As a pediatric resident at Emory University, a toddler who presented to our team with a metabolic stroke episode who was eventually diagnosed with mitochondrial encephalomyopathy, lactic acidosis, and stroke-like episodes (MELAS) syndrome cemented my conviction of becoming a physician-scientist and working on rare disorders. As I met more patients with mitochondrial diseases over the years, I realized I could make an impact in the management of these rare disorders by exploring novel therapeutic approaches through clinical trials.
What has been your biggest “aha” moment as a scientist?
My biggest "aha" moment as a scientist was adapting a stable isotope approach that had been previously used in urea cycle disorders to MELAS. In so doing, I was able to demonstrate a deficiency of nitric oxide production in patients with MELAS when compared to controls.
Moreover, the amino acid L-citrulline restored nitric oxide production to normal levels, opening the possibility of a phase 1 clinical trial of citrulline in adult patients with MELAS currently funded by the NIH through the NAMDC. It is very rewarding to know that a new door opened to treat patients with this rare disorder, as they count on you to improve their quality of life.
Can you tell us about a recent discovery and what it means for patients and physicians?
We are currently using an untargeted metabolomics approach to identify novel biomarkers for mitochondrial disease. These discoveries can help as these biomarkers will be immensely useful to monitor the progression of the disease and the response to existing and new therapies in the form of clinical trials.
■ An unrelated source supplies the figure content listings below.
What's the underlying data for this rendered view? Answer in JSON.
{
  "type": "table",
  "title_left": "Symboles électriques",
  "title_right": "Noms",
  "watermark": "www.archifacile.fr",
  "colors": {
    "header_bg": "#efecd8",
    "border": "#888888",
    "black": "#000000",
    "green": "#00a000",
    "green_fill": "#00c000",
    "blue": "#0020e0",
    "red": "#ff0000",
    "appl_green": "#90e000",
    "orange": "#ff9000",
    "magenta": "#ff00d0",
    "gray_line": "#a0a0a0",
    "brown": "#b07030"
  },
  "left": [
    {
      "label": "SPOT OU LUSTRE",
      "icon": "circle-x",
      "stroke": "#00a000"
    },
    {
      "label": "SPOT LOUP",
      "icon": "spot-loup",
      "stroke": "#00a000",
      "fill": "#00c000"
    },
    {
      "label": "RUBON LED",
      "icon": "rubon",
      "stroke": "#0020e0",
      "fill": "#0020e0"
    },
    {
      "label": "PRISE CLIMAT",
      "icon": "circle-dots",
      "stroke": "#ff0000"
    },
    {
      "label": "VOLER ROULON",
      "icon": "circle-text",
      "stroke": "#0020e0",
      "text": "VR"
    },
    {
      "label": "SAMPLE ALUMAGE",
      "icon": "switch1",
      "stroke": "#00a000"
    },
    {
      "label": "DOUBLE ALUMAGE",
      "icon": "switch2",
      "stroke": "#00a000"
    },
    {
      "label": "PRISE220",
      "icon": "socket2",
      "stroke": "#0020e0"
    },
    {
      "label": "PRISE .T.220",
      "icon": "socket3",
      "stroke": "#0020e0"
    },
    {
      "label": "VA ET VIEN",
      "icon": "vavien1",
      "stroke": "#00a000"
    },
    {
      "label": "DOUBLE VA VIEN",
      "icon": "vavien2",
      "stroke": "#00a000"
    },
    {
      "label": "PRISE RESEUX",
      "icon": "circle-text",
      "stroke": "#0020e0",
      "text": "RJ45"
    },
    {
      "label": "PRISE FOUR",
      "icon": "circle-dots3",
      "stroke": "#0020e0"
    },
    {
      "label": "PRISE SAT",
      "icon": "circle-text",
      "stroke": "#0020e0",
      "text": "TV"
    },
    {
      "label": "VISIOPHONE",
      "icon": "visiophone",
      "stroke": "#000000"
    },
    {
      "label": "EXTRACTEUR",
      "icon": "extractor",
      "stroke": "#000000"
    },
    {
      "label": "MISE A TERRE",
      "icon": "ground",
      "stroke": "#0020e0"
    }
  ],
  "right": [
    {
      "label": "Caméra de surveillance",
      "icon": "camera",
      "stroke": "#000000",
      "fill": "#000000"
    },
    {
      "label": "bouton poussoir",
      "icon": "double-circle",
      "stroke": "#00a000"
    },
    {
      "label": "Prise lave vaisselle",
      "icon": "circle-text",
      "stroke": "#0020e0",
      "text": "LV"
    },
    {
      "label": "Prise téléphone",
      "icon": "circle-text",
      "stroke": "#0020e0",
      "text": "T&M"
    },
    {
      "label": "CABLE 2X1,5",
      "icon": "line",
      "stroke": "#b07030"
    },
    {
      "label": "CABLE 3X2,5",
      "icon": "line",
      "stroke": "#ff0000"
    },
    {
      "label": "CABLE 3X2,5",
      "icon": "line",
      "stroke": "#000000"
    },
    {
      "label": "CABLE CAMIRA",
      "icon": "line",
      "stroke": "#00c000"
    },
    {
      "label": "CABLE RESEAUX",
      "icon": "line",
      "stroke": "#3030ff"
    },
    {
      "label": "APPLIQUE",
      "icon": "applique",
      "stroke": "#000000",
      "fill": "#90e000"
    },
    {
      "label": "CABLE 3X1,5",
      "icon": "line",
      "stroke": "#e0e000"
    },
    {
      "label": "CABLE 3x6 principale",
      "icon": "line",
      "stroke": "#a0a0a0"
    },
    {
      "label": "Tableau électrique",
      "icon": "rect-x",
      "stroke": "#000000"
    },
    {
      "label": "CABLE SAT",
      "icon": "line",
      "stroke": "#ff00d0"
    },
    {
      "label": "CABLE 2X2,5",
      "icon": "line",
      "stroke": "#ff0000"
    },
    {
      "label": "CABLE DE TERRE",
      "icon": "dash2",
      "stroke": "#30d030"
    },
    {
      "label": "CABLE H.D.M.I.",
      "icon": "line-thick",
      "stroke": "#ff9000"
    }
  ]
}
Can you tell us about the NAMDC, how it came together, and what role it has played in your work?
Research in mitochondrial disorders had been hindered by the fact that these are rare disorders and by lack of ascertainment by clinicians. This had hampered the recruitment of participants in research studies and clinical trials. The NAMDC was set up in 2010 to circumvent these roadblocks. These efforts were led by Dr. Michio Hirano and Dr. Salvatore Di Mauro.
This consortium of clinicians and researchers in the United States and Canada whose work is focused on mitochondrial disease has created a mechanism for sharing patient samples and data among researchers. It has also allowed us to better study the incidence and prevalence of these disorders and their natural history. In doing so, NAMDC has enormously facilitated my work to conduct clinical research and launch a phase 1 trial to evaluate the safety of L-citrulline in adult patients with MELAS syndrome.
What do you see ahead for the NAMDC and your rare disease research?
As a member of a working group, we are focused on ensuring the long-term viability and sustainability of our consortium and other consortia. In our case, that will be key to continue providing a service to the mitochondrial community. I do foresee NAMDC as a permanent stakeholder that will foster laboratory and clinical research.
Consequently, this will lead to the development of targeted therapies that will ultimately improve the quality of life of patients with mitochondrial disease and their families. It is very important to have the structure of NAMDC present to continue nurturing my rare disease research and the research of other investigators.
The North American Mitochondrial Disease Consortium (NAMDC) is part of the Rare Diseases Clinical Research Network (RDCRN), which is funded by the National Institutes of Health (NIH) and led by the National Center for Advancing Translational Sciences (NCATS) through its Division of Rare Diseases Research Innovation (DRDRI). NAMDC is funded under grant number U54NS078059 as a collaboration between NCATS, the National Institute of Neurological Disorders and Stroke (NINDS), the Eunice Kennedy Shriver National Institute of Child Health and Human Development (NICHD), and the Office of Dietary Supplements (ODS).